Demetrius Paparounis
06 nov 2013
O dia 21 de fevereiro de 1986 é um marco histórico da
televisão brasileira. Nessa data, absolutamente todos os aparelhos de TV
ligados no país estavam sintonizados no último capítulo da novela global Roque
Santeiro. Isso mesmo: 100% de share!
De lá para cá, a audiência do principal canal de TV do país
vem seguindo um contínuo caminho descendente. Sinal de que a Globo perdeu a
mão? Não creio.
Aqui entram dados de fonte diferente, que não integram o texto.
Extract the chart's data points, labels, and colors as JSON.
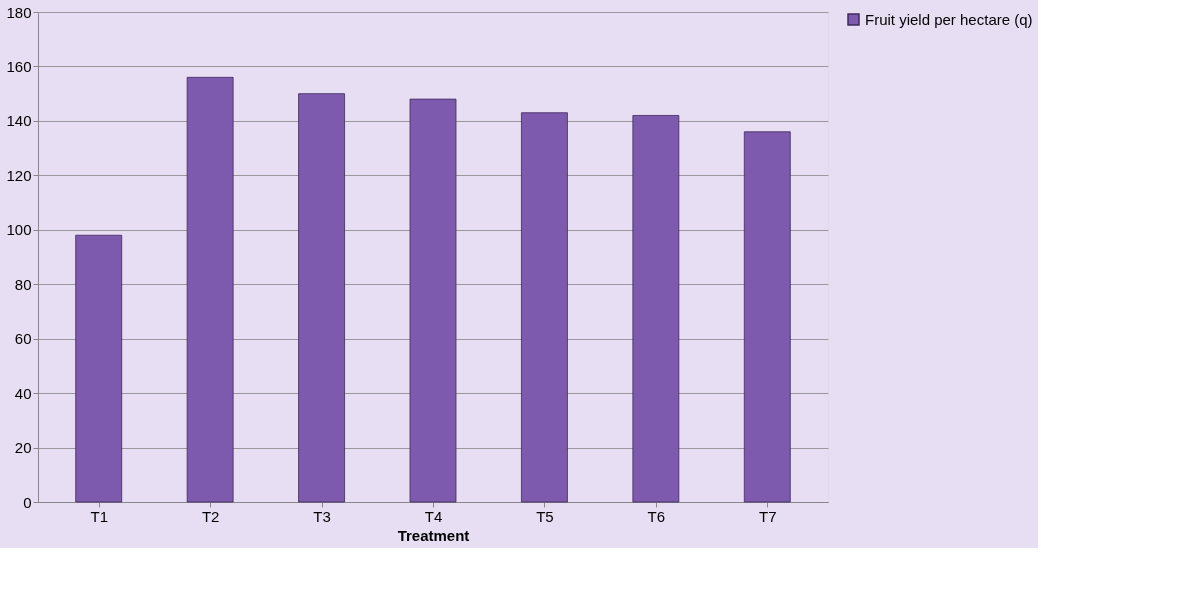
{
  "chart_data": {
    "type": "bar",
    "xlabel": "Treatment",
    "categories": [
      "T1",
      "T2",
      "T3",
      "T4",
      "T5",
      "T6",
      "T7"
    ],
    "series": [
      {
        "name": "Fruit yield per hectare (q)",
        "color": "#7e5aae",
        "values": [
          98,
          156,
          150,
          148,
          143,
          142,
          136
        ]
      }
    ],
    "ylim": [
      0,
      180
    ],
    "yticks": [
      0,
      20,
      40,
      60,
      80,
      100,
      120,
      140,
      160,
      180
    ],
    "grid": "y",
    "legend": "right"
  }
}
Acho que estamos mesmo é nos desenvolvendo.
A perda de share, não só da Globo, mas de outros veículos de
comunicação, reflete um fenômeno pouco conhecido sobre a ascensão social dos
brasileiros: a segmentação da nova classe média. Cada vez mais, os brasileiros
que deixaram a pobreza nas últimas décadas estão se diferenciando uns dos
outros – e essa é uma boa notícia para todo mundo, inclusive quem perde
audiência.
A relação entre melhora de vida e diferenciação é fácil de
entender. Está relacionada com a oportunidade de fazer escolhas, de
experimentar. Os muito pobres não têm essa chance. Não escolhem casa, trabalho,
comida, escola, lazer. Agarram o que aparece.
Educação e renda mudam tudo. A pessoa passa a fazer inúmeras
escolhas na vida. Compra o que antes não podia, vira alvo de propaganda, testa
coisas maravilhosas, cai em promessas falsas, aprende, cria novos valores. Ao
longo desse processo, cada pessoa acaba trilhando seu próprio caminho, vai se
distinguindo das outras. Agradar a todas com um mesmo produto torna-se
impossível.
Isso aconteceu no segmento de revistas populares. No fim dos
anos 90, a Editora Abril lançou a primeira revista voltada exclusivamente para
a classe C. Em pouco tempo, a publicação, vendida apenas em bancas, atingiu 500
mil exemplares de circulação semanal. Com o passar do tempo, porém, as vendas
começaram a cair. As pesquisas mostraram que o público tinha mudado. As
mulheres haviam se dividido em cinco segmentos muito distintos uns dos outros.
Não dava mais para atender a todas com o mesmo conteúdo.
Na TV, é assim também. Na última década, o Fantástico!, por
exemplo, perdeu praticamente metade da audiência. É que hoje parte do seu antigo
público se identifica mais com o humor escrachado do Pânico, com o tom mais
sensacionalista do Domingo Espetacular ou com programas da TV a cabo. Sem
contar a parcela que pode escolher terminar a noite de domingo navegando na
internet ou jantando com a família no Habib´s.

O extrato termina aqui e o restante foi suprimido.